The article should certainly have addressed the fact the sugar in juices and pulverized fruit is absorbed very rapidly in the blood.
I have never been a fan of smoothies because I believe their fiber content is less than the fruit used to make them. I would like to have information on the fiber content of fruit, smoothies, and juice. For example an apple has x grams of fiber. To get an equivalent amount of fiber from apples in a smoothie you need to use x number of apples.
Smothies of whole fruits do not loose their content of fiber. Besides, phytochemicales are released more effectively.
I have certain food intolerances and I therefore digest juices much better than many fresh fruits, and vegetables. The former also give me a glowing complexion.
As for smoothies, I use almond milk (40 cals a cup), and find those more digestible as well, as too much fibre ia a stomach irritant.

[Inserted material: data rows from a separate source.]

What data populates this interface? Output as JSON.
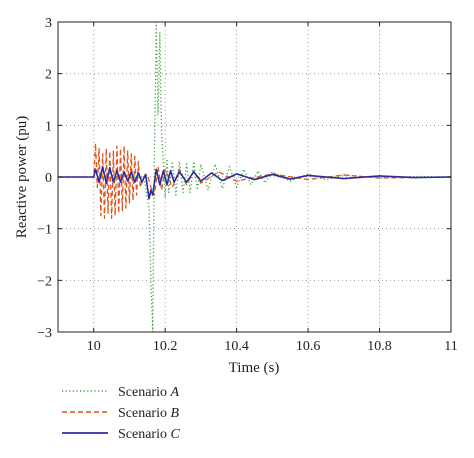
{
  "chart_data": {
    "type": "line",
    "xlabel": "Time (s)",
    "ylabel": "Reactive power (pu)",
    "xlim": [
      9.9,
      11
    ],
    "ylim": [
      -3,
      3
    ],
    "xticks": [
      10,
      10.2,
      10.4,
      10.6,
      10.8,
      11
    ],
    "yticks": [
      -3,
      -2,
      -1,
      0,
      1,
      2,
      3
    ],
    "xtick_labels": [
      "10",
      "10.2",
      "10.4",
      "10.6",
      "10.8",
      "11"
    ],
    "ytick_labels": [
      "−3",
      "−2",
      "−1",
      "0",
      "1",
      "2",
      "3"
    ],
    "grid": true,
    "legend_position": "below-left",
    "series": [
      {
        "name_prefix": "Scenario ",
        "name_letter": "A",
        "color": "#3fa23f",
        "style": "dotted",
        "x": [
          9.9,
          10.0,
          10.14,
          10.155,
          10.16,
          10.165,
          10.17,
          10.175,
          10.18,
          10.185,
          10.19,
          10.195,
          10.2,
          10.205,
          10.21,
          10.22,
          10.23,
          10.24,
          10.25,
          10.26,
          10.27,
          10.28,
          10.29,
          10.3,
          10.32,
          10.34,
          10.36,
          10.38,
          10.4,
          10.42,
          10.44,
          10.46,
          10.48,
          10.5,
          10.55,
          10.6,
          10.65,
          10.7,
          10.8,
          10.9,
          11.0
        ],
        "y": [
          0.0,
          0.0,
          0.0,
          -0.6,
          -2.0,
          -3.0,
          0.5,
          3.0,
          1.2,
          2.8,
          0.8,
          0.3,
          -0.4,
          0.35,
          -0.3,
          0.3,
          -0.35,
          0.3,
          -0.3,
          0.25,
          -0.3,
          0.3,
          -0.25,
          0.25,
          -0.25,
          0.25,
          -0.22,
          0.2,
          -0.2,
          0.15,
          -0.15,
          0.12,
          -0.12,
          0.1,
          -0.08,
          0.06,
          -0.05,
          0.04,
          -0.02,
          0.01,
          0.0
        ]
      },
      {
        "name_prefix": "Scenario ",
        "name_letter": "B",
        "color": "#e0561c",
        "style": "dashed",
        "x": [
          9.9,
          10.0,
          10.005,
          10.01,
          10.015,
          10.02,
          10.025,
          10.03,
          10.035,
          10.04,
          10.045,
          10.05,
          10.055,
          10.06,
          10.065,
          10.07,
          10.075,
          10.08,
          10.085,
          10.09,
          10.095,
          10.1,
          10.105,
          10.11,
          10.115,
          10.12,
          10.125,
          10.13,
          10.14,
          10.15,
          10.16,
          10.17,
          10.18,
          10.19,
          10.2,
          10.22,
          10.24,
          10.26,
          10.28,
          10.3,
          10.35,
          10.4,
          10.5,
          10.6,
          10.7,
          10.8,
          11.0
        ],
        "y": [
          0.0,
          0.0,
          0.65,
          -0.2,
          0.55,
          -0.75,
          0.45,
          -0.8,
          0.55,
          -0.7,
          0.5,
          -0.8,
          0.5,
          -0.75,
          0.6,
          -0.7,
          0.55,
          -0.65,
          0.6,
          -0.6,
          0.5,
          -0.5,
          0.45,
          -0.45,
          0.4,
          -0.35,
          0.3,
          -0.2,
          0.0,
          0.05,
          -0.2,
          -0.35,
          0.2,
          -0.25,
          0.15,
          -0.2,
          0.15,
          -0.15,
          0.12,
          -0.12,
          0.1,
          -0.08,
          0.06,
          -0.05,
          0.04,
          -0.02,
          0.0
        ]
      },
      {
        "name_prefix": "Scenario ",
        "name_letter": "C",
        "color": "#2c2c9c",
        "style": "solid",
        "x": [
          9.9,
          10.0,
          10.005,
          10.015,
          10.025,
          10.035,
          10.045,
          10.055,
          10.065,
          10.075,
          10.085,
          10.095,
          10.105,
          10.115,
          10.125,
          10.135,
          10.145,
          10.155,
          10.16,
          10.165,
          10.175,
          10.185,
          10.195,
          10.205,
          10.215,
          10.225,
          10.24,
          10.26,
          10.28,
          10.3,
          10.33,
          10.36,
          10.4,
          10.45,
          10.5,
          10.55,
          10.6,
          10.7,
          10.8,
          10.9,
          11.0
        ],
        "y": [
          0.0,
          0.0,
          0.15,
          -0.1,
          0.2,
          -0.12,
          0.18,
          -0.1,
          0.12,
          -0.1,
          0.1,
          -0.08,
          0.1,
          -0.1,
          0.08,
          -0.1,
          0.05,
          -0.42,
          -0.25,
          -0.35,
          0.15,
          -0.15,
          0.12,
          -0.15,
          0.12,
          -0.1,
          0.1,
          -0.1,
          0.1,
          -0.08,
          0.08,
          -0.07,
          0.06,
          -0.05,
          0.05,
          -0.04,
          0.03,
          -0.03,
          0.02,
          -0.01,
          0.0
        ]
      }
    ]
  }
}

And, since the digestive process starts in the mouth where we are encouraged to chew each mouthful a minimum of 20 times, what does just plopping all this un-chewed food into the stomach do to the food and the digestive organs?
The article would have been more notable had it actually given data on the amount of sugar and other undesirable ingredients that say an 8 oz cup of orange or tomato juice contains and how that compares with the recommended daily allowance.